Lin Shoa-Lin, Chiou Kuan-Rau, Huang Wei-Chun, Peng Nan-Jing, Tsay Daw-Guey, Liu Chun-Peng
Department of Internal Medicine, Division of Cardiology, Kaohsiung Veterans General Hospital, 386 Dar-Chung 1st Road, Kaohsiung, 813, Taiwan.
Heart Vessels. 2006 Jul;21(4):226-35. doi: 10.1007/s00380-005-0890-0.
Real-time myocardial contrast echocardiography (MCE) has the potential to evaluate myocardial perfusion and wall motion (WM) simultaneously. The purposes of this study were to correlate the diagnostic value of MCE with radionuclide single-photon emission computed tomography (SPECT), and to assess the sensitivity and specificity of real-time MCE in detecting coronary artery disease (CAD). Seventy patients with clinically suspected CAD underwent MCE and SPECT at baseline and after dipyridamole infusion. Segmental perfusion with MCE using low mechanical index after 0.3-0.4-ml bolus injections of perfluorocarbon exposed sonicated dextrose albumin solution was performed. All patients had a dual-isotope (rest thallium-201, stress sestamibi) study performed both at baseline and after dipyridamole infusion, and 40 patients had subsequent quantitative coronary angiography. Abnormalities were noted in 27 patients (38.6%) by MCE, in 29 patients (41.4%) by WM analysis, and in 30 patients (42.9%) by SPECT imaging. When MCE and WM analysis were combined, the agreement with SPECT imaging improved from 75.7% (Kappa = 0.50) to 82.0% (Kappa = 0.62).
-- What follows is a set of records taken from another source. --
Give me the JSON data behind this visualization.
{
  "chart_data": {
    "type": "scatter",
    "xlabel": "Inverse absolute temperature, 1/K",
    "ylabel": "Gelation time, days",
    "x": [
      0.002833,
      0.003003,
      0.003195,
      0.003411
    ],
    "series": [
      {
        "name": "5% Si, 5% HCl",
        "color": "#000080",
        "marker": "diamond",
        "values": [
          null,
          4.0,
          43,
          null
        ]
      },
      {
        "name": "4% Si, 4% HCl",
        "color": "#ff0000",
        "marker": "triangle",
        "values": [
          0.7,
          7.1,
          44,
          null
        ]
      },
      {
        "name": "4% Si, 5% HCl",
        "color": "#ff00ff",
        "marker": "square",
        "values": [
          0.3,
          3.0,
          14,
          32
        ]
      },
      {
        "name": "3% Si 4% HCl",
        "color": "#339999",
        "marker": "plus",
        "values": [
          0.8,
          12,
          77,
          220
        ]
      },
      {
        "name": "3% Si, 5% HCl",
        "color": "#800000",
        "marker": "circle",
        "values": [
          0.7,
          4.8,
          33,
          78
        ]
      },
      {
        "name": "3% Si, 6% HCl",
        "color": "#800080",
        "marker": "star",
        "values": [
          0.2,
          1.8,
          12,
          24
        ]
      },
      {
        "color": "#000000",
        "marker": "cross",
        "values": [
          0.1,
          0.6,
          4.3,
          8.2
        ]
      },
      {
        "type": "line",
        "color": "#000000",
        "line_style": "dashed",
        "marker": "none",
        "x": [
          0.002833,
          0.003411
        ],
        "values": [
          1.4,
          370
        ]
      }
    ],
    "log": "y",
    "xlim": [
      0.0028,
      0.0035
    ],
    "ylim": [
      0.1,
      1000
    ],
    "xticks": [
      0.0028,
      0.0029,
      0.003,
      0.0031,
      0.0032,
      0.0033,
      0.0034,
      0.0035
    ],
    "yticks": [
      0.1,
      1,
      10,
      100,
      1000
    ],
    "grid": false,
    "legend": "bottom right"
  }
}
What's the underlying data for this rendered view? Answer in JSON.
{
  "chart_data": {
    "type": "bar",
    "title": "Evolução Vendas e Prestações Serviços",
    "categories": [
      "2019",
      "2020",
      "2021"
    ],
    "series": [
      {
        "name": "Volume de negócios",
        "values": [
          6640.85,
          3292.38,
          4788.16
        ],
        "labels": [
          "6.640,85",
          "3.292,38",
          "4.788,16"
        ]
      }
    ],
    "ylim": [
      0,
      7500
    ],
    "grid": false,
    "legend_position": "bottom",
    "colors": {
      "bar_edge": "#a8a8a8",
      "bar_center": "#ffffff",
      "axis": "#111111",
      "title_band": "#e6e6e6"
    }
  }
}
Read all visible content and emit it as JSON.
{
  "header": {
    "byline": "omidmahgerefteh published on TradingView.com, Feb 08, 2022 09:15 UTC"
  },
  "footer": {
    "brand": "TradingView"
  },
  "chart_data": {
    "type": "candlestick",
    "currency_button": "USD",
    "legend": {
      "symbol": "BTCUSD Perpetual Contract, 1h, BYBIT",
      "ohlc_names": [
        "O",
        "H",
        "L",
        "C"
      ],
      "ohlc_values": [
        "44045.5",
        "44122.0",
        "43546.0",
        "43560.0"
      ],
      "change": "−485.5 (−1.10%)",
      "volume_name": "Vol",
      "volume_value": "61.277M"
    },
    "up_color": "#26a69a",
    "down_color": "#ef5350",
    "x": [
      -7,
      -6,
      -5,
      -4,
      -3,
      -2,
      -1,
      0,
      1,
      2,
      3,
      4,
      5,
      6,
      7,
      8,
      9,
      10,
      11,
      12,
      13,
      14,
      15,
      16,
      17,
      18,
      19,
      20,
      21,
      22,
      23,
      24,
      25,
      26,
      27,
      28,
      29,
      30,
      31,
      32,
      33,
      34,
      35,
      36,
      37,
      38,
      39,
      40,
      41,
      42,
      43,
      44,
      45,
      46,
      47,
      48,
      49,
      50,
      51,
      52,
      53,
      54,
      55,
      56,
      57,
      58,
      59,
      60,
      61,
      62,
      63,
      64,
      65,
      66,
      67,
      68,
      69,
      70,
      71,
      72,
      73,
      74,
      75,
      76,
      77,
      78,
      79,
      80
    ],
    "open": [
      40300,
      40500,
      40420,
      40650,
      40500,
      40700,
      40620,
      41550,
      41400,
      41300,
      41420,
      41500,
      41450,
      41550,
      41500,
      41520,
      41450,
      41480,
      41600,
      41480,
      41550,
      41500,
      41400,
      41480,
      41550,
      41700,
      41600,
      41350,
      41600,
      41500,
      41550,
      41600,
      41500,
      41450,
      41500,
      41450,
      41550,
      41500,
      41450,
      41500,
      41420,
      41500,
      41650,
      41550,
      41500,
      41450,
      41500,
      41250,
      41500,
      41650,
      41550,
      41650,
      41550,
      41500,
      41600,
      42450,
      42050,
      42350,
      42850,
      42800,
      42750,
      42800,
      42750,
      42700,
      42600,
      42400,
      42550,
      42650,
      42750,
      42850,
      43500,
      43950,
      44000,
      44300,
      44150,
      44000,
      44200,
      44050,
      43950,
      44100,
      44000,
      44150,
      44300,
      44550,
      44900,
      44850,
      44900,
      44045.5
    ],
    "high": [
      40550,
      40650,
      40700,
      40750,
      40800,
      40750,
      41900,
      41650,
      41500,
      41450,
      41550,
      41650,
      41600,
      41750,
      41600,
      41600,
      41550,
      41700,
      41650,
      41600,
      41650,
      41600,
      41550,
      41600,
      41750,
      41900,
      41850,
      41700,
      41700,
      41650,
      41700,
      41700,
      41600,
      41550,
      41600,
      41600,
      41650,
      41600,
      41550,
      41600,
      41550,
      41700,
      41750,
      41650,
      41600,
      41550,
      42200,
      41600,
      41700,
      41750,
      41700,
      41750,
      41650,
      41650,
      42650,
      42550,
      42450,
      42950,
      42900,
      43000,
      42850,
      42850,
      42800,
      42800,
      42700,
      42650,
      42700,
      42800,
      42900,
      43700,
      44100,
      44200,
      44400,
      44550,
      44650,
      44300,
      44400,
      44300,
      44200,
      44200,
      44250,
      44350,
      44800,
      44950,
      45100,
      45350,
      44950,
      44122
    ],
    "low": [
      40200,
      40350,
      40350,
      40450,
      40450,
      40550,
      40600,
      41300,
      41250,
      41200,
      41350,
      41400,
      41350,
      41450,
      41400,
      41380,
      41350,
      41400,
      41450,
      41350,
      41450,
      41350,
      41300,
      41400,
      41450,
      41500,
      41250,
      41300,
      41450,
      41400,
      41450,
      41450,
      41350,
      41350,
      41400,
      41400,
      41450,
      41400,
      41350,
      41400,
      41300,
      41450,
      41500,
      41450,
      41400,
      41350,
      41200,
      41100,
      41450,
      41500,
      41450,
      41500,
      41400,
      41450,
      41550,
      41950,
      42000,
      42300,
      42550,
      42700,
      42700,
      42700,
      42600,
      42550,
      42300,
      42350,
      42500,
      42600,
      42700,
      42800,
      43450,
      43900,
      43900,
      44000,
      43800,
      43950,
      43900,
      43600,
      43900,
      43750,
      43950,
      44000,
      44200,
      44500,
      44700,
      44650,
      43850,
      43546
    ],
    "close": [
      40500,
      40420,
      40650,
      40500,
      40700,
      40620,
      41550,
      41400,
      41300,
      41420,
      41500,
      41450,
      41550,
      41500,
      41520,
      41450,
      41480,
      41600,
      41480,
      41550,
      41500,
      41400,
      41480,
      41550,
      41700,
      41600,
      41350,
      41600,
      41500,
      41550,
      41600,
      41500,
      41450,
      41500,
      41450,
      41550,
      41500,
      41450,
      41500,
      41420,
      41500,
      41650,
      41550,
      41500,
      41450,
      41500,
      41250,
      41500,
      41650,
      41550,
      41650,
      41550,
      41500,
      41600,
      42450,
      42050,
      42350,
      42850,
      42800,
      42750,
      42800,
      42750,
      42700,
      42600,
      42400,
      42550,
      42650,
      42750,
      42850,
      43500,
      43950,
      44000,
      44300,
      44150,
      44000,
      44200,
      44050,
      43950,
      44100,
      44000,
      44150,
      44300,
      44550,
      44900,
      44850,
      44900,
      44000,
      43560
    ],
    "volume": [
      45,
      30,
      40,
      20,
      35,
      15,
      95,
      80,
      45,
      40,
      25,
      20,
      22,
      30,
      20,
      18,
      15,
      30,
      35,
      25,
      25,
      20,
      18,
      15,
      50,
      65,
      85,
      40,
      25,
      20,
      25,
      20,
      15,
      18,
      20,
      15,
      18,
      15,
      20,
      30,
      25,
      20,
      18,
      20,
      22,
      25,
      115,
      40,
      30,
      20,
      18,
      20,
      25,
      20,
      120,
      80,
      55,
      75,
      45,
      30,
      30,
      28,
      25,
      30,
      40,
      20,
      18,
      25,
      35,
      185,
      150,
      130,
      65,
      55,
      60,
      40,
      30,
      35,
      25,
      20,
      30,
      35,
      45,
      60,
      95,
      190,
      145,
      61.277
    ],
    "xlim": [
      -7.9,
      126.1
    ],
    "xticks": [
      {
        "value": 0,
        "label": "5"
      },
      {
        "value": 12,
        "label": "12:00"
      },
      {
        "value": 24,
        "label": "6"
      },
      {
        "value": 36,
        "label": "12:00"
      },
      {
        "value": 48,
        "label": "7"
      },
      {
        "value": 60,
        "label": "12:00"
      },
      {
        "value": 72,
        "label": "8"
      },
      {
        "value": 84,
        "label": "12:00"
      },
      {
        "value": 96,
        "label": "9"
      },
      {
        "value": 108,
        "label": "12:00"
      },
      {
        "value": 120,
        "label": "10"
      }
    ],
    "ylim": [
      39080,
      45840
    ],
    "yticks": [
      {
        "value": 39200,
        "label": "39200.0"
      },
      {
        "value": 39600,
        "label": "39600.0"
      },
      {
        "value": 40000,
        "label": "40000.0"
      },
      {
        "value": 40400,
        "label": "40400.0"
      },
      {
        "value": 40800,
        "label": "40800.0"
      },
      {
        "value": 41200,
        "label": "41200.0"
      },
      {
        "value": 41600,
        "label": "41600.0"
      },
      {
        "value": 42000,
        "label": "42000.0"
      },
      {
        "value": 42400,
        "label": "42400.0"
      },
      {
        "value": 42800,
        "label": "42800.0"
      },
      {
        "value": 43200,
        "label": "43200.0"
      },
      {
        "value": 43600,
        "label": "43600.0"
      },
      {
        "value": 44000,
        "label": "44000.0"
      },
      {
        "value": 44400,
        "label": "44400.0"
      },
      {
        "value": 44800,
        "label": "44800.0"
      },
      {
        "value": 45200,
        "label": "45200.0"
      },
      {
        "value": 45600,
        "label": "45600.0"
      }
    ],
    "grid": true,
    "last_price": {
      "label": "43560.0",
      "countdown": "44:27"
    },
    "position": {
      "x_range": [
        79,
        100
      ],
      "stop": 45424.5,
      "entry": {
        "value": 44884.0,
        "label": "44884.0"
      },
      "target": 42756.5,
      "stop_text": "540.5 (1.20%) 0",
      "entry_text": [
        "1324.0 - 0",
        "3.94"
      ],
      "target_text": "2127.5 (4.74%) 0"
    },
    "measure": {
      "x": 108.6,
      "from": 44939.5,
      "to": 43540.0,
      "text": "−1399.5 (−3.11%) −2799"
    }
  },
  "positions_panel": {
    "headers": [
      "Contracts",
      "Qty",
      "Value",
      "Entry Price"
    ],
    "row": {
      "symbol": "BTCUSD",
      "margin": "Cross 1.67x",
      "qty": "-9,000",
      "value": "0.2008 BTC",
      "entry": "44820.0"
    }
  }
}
In 40 patients (120 territories) who underwent coronary angiography, good perfusion concordance was achieved for the left anterior descending and left circumflex arteries, and was fair for the right coronary arteries. Compared with quantitative angiography, there was no difference in sensitivity, specificity, and accuracy in detecting significant CAD among the three modalities. The combination of MCE and WM had a better sensitivity (84%), specificity (93.3%), and accuracy (87.5%) than the MCE and WM analysis alone. However, the difference did not reach statistical significance. Real-time MCE has a good agreement with SPECT imaging for detecting CAD. The combination of MCE and WM appears to have higher sensitivity, specificity, and accuracy in detecting CAD than either technique alone.
实时心肌对比超声心动图(MCE)有潜力同时评估心肌灌注和壁运动(WM)。本研究的目的是将MCE的诊断价值与放射性核素单光子发射计算机断层扫描(SPECT)相关联,并评估实时MCE检测冠状动脉疾病(CAD)的敏感性和特异性。70例临床怀疑患有CAD的患者在基线时以及双嘧达莫输注后接受了MCE和SPECT检查。在静脉推注0.3 - 0.4毫升全氟碳暴露超声处理的葡萄糖白蛋白溶液后,使用低机械指数进行MCE的节段性灌注。所有患者在基线时以及双嘧达莫输注后均进行了双同位素(静息铊 - 201,负荷 sestamibi)研究,40例患者随后进行了定量冠状动脉造影。MCE检测到27例患者(38.6%)异常,WM分析检测到29例患者(41.4%)异常,SPECT成像检测到30例患者(42.9%)异常。当MCE和WM分析相结合时,与SPECT成像的一致性从75.7%(Kappa = 0.50)提高到82.0%(Kappa = 0.62)。在40例接受冠状动脉造影的患者(120个节段)中,左前降支和左旋支动脉实现了良好的灌注一致性,右冠状动脉的一致性一般。与定量血管造影相比,三种检查方法在检测显著CAD方面的敏感性、特异性和准确性没有差异。MCE和WM联合检测的敏感性(84%)、特异性(93.3%)和准确性(87.5%)优于单独的MCE和WM分析。然而,差异未达到统计学意义。实时MCE在检测CAD方面与SPECT成像有良好的一致性。MCE和WM联合检测CAD的敏感性、特异性和准确性似乎高于单独使用任何一种技术。